Learning Mahout : Collaborative Filtering by Sujit Pal.
From the post:
My Mahout in Action (MIA) book has been collecting dust for a while now, waiting for me to get around to learning about Mahout. Mahout is evolving quite rapidly, so the book is a bit dated now, but I decided to use it as a guide anyway as I work through the various modules in the currently GA) 0.7 distribution.
My objective is to learn about Mahout initially from a client perspective, ie, find out what ML modules (eg, clustering, logistic regression, etc) are available, and which algorithms are supported within each module, and how to use them from my own code. Although Mahout provides non-Hadoop implementations for almost all its features, I am primarily interested in the Hadoop implementations.
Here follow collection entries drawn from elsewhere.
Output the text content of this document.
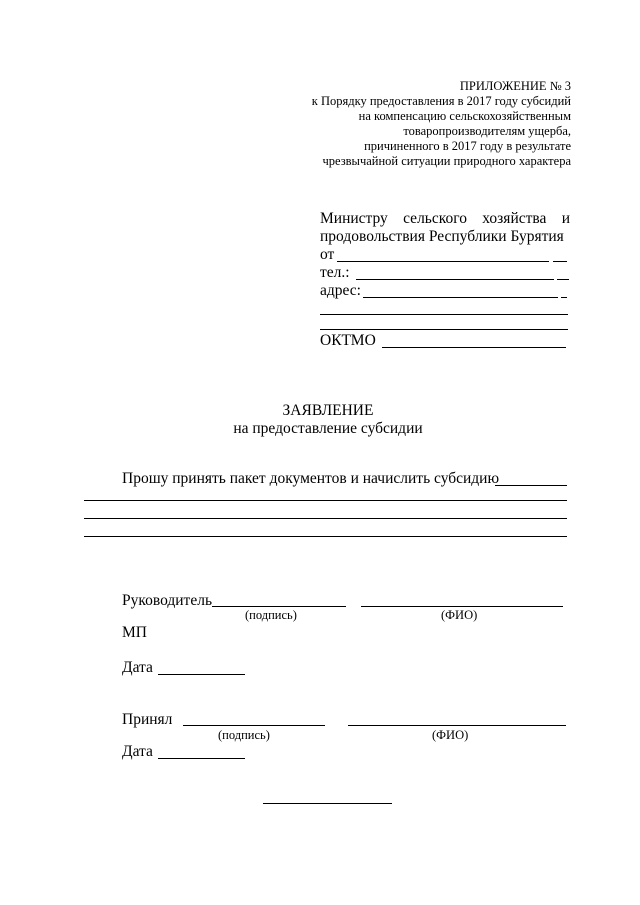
ПРИЛОЖЕНИЕ № 3
к Порядку предоставления в 2017 году субсидий
на компенсацию сельскохозяйственным
товаропроизводителям ущерба,
причиненного в 2017 году в результате
чрезвычайной ситуации природного характера
Министру сельского хозяйства и
продовольствия Республики Бурятия
от
тел.:
адрес:
ОКТМО
ЗАЯВЛЕНИЕ
на предоставление субсидии
Прошу принять пакет документов и начислить субсидию
Руководитель
(подпись)	(ФИО)
МП
Дата
Принял
(подпись)	(ФИО)
Дата
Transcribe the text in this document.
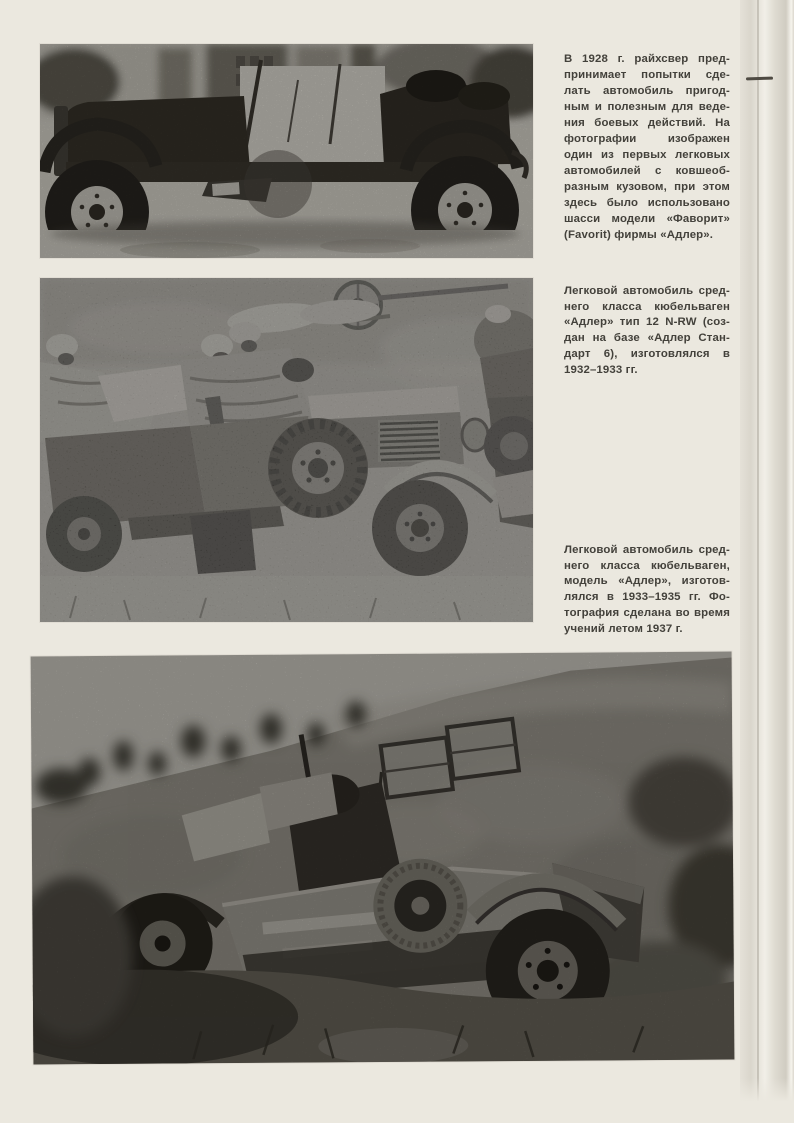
В 1928 г. райхсвер пред-
принимает попытки сде-
лать автомобиль пригод-
ным и полезным для веде-
ния боевых действий. На
фотографии изображен
один из первых легковых
автомобилей с ковшеоб-
разным кузовом, при этом
здесь было использовано
шасси модели «Фаворит»
(Favorit) фирмы «Адлер».
Легковой автомобиль сред-
него класса кюбельваген
«Адлер» тип 12 N-RW (соз-
дан на базе «Адлер Стан-
дарт 6), изготовлялся в
1932–1933 гг.
Легковой автомобиль сред-
него класса кюбельваген,
модель «Адлер», изготов-
лялся в 1933–1935 гг. Фо-
тография сделана во время
учений летом 1937 г.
Initially I just want to figure out how to use it (with custom code to tweak behavior). Later, I would like to understand how the algorithm is represented as a (possibly multi-stage) M/R job so I can build similar implementations.
I am going to write about my progress, mainly in order to populate my cheat sheet in the sky (ie, for future reference). Any code I write will be available in this GitHub (Scala) project.
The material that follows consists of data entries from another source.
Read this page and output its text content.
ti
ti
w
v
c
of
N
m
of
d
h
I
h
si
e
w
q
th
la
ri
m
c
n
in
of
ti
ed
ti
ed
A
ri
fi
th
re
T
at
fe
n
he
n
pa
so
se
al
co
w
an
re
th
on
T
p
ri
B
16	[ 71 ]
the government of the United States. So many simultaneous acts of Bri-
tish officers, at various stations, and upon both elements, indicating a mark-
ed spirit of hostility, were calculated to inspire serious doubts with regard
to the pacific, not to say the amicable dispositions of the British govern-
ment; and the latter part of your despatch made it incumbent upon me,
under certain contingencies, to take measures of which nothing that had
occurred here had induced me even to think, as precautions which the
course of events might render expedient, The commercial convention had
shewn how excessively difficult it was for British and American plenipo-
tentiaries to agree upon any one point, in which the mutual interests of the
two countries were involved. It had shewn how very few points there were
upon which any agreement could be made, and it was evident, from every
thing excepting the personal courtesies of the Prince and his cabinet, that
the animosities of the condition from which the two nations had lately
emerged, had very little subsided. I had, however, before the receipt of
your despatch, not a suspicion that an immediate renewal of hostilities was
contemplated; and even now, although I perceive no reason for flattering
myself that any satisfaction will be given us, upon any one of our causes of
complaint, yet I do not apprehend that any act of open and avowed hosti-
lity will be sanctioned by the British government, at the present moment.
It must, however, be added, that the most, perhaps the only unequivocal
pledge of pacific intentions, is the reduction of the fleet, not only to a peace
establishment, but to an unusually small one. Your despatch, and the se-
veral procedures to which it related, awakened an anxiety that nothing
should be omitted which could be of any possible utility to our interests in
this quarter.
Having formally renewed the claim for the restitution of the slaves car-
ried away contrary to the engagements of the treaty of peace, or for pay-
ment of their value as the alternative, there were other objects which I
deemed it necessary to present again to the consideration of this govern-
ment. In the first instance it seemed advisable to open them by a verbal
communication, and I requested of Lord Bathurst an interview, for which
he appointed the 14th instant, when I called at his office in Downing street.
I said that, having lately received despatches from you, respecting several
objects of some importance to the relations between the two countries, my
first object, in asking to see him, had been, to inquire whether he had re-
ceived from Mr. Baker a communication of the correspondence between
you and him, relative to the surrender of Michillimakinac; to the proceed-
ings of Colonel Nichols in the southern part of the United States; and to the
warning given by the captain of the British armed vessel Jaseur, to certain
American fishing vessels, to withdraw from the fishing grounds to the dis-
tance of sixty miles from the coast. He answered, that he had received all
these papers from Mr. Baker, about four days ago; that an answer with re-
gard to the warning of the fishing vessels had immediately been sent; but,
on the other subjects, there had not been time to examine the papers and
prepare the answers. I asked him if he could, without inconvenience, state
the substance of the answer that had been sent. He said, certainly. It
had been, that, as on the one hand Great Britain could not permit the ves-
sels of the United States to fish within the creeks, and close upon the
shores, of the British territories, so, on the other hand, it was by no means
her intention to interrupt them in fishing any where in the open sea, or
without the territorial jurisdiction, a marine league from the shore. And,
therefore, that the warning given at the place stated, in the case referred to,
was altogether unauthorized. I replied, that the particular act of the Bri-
The first module covered in the book is Collaborative Filtering. Essentially, it is a technique of predicting preferences given the preferences of others in the group. There are two main approaches – user based and item based. In case of user-based filtering, the objective is to look for users similar to the given user, then use the ratings from these similar users to predict a preference for the given user. In case of item-based recommendation, similarities between pairs of items are computed, then preferences predicted for the given user using a combination of the user’s current item preferences and the similarity matrix.
While you are working your way through this post, keep in mind: Collaborative filtering with GraphChi.
Question: What if you are an outlier?
Telephone marketing interviews with me get shortened by responses like: “X? Is that a TV show?”
How would you go about piercing the marketing veil to recommend your preferences?
Now that is a product to which even I might subscribe. (But don’t advertise on TV, I won’t see it.)